This month, we look at how banking firms deal with customers who find themselves in financial difficulties. However these difficulties have come about, customers find the situation very worrying - especially if their lender fails to follow the principles of the banking code, which stress the need to treat these customers sympathetically and positively. We outline the types of complaints that are most commonly brought to us by customers in financial difficulties, and focus on the guidelines firms should follow when dealing with these customers.

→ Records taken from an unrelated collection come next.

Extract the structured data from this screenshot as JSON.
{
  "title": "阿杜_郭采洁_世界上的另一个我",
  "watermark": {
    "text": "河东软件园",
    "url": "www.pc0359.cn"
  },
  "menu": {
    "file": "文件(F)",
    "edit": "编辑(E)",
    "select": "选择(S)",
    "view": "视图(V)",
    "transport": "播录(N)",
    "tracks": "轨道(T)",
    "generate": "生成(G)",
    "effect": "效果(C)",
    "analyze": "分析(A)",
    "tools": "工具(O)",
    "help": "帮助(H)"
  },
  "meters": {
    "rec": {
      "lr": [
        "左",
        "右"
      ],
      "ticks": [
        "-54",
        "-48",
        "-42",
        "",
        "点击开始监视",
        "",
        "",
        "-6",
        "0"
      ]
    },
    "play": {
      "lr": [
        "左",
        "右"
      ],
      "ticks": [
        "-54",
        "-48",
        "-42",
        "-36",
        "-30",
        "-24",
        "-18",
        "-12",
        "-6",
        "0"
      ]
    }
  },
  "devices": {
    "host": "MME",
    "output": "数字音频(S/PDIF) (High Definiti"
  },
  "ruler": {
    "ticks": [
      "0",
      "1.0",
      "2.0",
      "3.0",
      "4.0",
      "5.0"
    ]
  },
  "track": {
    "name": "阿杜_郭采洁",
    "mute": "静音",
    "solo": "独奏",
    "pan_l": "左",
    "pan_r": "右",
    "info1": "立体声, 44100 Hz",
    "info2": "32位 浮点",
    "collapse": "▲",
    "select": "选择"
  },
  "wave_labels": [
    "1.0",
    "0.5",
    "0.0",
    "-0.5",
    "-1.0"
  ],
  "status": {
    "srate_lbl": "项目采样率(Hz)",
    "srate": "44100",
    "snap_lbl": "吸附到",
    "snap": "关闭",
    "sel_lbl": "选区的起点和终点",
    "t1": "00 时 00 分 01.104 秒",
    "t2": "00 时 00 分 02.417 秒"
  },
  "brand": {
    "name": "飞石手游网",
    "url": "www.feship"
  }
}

We also highlight the kinds of complaints that are referred to us about "whole-of-life" plans. These are life assurance policies, designed to provide cover for the entire lifetime of the policyholder and - when the policyholder dies - to pay out a lump sum to their dependants. Increasingly, we are seeing cases where policyholders tell us the firm failed to explain that their plan was subject to "reviews" that might result in the policyholder having to make substantially increased contributions, or accept reduced benefits.
In this issue we look, too, at some of the complaints we have dealt with involving commercial insurance (insurance for companies or for an individual's business or trade).
We focus on the circumstances where we think it fair and reasonable to apply the principles of the Association of British Insurers' "Statement of General Insurance Practice" to these complaints, even though - strictly speaking - the statement only covers complaints about policies taken out in a personal capacity by private individuals.
ombudsman news gives general information on the position at the date of publication. It is not a definitive statement of the law, our approach or our procedure.
The illustrative case studies are based broadly on real-life cases, but are not precedents. Individual cases are decided on their own facts.